We are out of order. The conditions of our lives, Eucharists, and prayers show that something's wrong. However, the risen Christ is breathing on each of us now. Jesus commands us: "Receive the Holy Spirit" (Jn 20:22). The Spirit alone can put our lives in order. Come, Holy Spirit!

Prayer: "My Lord and my God!" (Jn 20:28) Lord Jesus, mercy.
Promise: "His mercy endures forever." —Ps 118:2, 4
Praise: "Praised be the God and Father of our Lord Jesus Christ, He Who in His great mercy gave us new birth; a birth unto hope which draws its life from the resurrection of Jesus Christ from the dead" (1 Pt 1:3). Alleluia forever!

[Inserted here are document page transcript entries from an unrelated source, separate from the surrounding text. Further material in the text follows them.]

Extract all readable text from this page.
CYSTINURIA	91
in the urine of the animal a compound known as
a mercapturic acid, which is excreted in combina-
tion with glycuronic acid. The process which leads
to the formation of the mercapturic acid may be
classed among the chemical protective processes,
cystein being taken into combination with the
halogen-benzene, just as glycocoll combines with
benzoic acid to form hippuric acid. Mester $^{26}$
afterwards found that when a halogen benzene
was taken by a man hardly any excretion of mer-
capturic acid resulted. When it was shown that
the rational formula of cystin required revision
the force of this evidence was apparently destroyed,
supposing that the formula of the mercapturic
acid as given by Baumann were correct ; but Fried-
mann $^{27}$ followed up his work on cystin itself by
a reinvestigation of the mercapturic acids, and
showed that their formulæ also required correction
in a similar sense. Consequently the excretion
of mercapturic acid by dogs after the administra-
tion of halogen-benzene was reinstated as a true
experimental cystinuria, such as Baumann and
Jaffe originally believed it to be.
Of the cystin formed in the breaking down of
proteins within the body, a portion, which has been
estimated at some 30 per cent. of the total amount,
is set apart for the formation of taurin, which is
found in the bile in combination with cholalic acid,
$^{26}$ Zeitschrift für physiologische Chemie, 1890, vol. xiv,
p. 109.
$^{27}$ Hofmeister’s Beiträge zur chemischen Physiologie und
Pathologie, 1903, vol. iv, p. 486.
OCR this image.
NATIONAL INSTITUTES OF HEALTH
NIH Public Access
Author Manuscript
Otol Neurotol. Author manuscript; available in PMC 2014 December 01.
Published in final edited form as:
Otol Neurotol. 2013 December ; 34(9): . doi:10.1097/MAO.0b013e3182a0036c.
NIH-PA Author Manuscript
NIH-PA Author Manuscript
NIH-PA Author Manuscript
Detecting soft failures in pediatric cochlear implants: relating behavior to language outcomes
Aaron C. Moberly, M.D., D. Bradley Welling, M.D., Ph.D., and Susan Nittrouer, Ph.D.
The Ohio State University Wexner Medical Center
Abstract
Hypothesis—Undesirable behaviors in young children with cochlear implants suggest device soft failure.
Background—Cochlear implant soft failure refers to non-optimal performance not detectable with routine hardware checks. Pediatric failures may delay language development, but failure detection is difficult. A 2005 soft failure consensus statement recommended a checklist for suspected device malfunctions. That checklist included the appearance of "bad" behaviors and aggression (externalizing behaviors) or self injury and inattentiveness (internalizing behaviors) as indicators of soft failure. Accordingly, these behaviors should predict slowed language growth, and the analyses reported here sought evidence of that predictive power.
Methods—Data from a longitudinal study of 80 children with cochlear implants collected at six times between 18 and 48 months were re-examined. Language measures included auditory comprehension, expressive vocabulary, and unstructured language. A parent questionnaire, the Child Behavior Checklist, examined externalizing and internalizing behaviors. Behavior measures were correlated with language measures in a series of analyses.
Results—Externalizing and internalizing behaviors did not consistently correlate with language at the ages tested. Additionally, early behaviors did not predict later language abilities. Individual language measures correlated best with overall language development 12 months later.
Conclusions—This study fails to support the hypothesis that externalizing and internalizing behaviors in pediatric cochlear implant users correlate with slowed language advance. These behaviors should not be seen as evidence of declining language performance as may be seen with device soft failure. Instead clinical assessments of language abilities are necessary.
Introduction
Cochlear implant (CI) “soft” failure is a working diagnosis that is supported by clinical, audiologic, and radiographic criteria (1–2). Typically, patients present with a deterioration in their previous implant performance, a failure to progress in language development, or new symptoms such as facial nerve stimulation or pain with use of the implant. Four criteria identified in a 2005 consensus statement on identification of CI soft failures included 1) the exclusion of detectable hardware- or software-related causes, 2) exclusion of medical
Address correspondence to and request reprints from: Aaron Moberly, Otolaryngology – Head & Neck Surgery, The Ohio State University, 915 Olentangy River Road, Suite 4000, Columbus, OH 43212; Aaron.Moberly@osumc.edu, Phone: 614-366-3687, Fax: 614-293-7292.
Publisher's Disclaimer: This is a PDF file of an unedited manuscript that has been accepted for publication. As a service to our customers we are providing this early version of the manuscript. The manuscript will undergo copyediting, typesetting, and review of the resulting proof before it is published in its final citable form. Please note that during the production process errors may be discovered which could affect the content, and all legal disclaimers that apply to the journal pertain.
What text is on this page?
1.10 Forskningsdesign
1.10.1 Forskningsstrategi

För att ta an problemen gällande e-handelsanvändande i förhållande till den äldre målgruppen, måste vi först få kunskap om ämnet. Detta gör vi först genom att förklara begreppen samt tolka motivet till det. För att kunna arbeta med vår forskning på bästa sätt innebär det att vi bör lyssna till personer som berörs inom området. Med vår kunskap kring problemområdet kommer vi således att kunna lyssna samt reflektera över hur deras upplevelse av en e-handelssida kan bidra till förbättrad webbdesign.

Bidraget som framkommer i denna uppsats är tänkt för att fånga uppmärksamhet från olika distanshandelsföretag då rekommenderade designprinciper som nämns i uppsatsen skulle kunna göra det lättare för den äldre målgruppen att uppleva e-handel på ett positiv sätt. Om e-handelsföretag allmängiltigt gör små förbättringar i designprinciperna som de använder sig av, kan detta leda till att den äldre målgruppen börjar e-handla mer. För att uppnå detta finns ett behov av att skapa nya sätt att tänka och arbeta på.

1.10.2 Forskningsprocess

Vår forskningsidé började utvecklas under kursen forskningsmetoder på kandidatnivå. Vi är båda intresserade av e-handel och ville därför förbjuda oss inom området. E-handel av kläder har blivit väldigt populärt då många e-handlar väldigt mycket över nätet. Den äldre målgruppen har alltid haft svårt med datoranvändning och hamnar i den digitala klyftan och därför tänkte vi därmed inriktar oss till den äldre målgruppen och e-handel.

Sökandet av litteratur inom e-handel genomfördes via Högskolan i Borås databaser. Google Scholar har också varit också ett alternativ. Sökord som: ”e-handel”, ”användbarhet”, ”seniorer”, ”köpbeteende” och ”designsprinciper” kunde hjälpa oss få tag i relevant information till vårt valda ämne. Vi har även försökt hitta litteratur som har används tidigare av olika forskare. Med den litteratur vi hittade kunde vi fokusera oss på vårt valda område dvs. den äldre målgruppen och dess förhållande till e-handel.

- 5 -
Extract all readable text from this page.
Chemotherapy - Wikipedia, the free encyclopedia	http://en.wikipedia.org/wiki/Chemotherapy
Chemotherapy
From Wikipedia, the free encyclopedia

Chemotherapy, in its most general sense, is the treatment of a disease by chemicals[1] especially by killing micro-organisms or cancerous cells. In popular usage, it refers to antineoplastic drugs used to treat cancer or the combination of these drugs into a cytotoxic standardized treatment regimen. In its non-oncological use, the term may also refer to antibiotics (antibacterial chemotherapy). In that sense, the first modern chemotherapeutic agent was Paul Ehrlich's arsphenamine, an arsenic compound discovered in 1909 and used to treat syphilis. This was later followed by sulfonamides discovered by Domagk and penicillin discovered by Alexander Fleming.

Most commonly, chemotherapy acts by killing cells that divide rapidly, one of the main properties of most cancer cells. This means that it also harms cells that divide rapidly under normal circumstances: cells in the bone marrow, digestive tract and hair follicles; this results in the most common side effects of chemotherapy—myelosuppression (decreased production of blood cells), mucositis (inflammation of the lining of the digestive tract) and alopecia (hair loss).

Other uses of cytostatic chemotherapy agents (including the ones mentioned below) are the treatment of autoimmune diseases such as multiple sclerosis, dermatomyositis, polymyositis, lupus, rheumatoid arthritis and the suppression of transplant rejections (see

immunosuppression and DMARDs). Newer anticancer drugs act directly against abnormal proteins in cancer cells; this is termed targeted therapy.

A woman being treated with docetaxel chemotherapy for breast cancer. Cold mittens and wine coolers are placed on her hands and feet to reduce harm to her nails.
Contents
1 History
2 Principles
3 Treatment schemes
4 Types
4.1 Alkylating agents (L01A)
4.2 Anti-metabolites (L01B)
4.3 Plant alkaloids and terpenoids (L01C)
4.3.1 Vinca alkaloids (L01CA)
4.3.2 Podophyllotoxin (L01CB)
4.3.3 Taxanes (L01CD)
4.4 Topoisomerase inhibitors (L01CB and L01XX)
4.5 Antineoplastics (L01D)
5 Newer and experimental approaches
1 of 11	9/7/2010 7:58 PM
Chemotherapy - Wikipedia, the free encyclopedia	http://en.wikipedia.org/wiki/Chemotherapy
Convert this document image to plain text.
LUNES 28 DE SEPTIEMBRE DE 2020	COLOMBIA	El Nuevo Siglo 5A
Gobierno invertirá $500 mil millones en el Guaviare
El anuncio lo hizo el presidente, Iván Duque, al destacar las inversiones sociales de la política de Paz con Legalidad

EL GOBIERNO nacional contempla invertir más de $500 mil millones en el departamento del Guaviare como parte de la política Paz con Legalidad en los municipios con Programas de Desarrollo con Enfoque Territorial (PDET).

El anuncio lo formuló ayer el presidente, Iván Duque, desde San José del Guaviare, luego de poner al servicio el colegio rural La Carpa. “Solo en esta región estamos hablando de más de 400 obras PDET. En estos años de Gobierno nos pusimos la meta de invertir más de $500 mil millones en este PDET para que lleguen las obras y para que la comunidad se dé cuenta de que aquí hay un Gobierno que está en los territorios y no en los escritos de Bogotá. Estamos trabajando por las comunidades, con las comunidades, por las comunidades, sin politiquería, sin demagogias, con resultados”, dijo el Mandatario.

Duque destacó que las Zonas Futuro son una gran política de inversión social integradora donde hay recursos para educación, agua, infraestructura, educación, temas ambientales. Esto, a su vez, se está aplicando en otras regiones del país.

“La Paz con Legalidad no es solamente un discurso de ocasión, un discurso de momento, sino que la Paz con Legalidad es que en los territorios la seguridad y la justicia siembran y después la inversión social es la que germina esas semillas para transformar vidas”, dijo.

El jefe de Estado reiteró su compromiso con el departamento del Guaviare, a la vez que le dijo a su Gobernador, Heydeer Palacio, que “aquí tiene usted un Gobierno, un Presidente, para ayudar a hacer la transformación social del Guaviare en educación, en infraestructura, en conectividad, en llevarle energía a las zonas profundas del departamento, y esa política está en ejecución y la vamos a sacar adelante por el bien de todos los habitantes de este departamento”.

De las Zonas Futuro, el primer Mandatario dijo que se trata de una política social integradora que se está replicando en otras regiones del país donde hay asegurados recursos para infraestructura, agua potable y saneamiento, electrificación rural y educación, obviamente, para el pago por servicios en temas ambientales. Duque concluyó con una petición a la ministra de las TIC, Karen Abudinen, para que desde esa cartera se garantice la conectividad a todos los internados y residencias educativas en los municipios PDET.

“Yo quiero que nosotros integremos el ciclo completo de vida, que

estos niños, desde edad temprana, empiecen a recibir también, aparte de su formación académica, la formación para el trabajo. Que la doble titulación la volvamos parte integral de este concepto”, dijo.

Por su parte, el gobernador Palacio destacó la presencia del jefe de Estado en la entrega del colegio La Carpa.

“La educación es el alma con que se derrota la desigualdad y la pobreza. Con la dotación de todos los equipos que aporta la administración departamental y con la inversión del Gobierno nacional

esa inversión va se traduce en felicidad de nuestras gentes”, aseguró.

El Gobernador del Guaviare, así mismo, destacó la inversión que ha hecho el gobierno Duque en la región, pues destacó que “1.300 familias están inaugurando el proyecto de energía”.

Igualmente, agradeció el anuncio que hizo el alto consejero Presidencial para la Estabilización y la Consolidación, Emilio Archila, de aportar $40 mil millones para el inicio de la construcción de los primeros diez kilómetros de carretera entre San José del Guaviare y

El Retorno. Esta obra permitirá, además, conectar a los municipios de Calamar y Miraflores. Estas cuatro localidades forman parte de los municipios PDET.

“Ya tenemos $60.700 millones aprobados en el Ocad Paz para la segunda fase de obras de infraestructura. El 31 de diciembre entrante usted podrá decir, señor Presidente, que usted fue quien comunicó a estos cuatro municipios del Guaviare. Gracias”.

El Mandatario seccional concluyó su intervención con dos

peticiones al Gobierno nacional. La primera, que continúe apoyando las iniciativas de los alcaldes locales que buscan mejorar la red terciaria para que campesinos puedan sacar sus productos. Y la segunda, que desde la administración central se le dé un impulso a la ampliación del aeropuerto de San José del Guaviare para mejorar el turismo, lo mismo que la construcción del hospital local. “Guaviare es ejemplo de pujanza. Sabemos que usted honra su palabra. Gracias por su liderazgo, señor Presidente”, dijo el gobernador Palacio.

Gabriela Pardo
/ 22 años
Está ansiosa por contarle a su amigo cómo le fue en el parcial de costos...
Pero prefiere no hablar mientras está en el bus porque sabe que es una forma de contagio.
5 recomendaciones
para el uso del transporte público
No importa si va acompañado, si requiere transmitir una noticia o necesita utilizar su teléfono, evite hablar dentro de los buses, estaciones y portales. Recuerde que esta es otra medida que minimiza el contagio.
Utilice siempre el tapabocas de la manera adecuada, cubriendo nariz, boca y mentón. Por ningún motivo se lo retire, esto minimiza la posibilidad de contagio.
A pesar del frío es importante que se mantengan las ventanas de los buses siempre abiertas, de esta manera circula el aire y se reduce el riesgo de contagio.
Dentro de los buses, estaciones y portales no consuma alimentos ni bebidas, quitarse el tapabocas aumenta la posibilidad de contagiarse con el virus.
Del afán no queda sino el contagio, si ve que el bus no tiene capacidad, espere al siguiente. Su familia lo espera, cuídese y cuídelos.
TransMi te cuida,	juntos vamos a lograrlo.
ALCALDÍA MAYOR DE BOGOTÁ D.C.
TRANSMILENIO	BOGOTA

Rescript: In accord with the Code of Canon Law, I hereby grant the Nihil Obstat ("Permission to Publish") for One Bread, One Body covering the period from April 1, 2014 through May 31, 2014.
†Most Reverend Joseph R. Binzer, Auxiliary Bishop, Vicar General of the Archdiocese of Cincinnati, October 30, 2013.
The Nihil Obstat ("Permission to Publish") is a declaration that a book or pamphlet is considered to be free of doctrinal or moral error. It is not implied that those who have granted the Nihil Obstat agree with the contents, opinions, or statements expressed.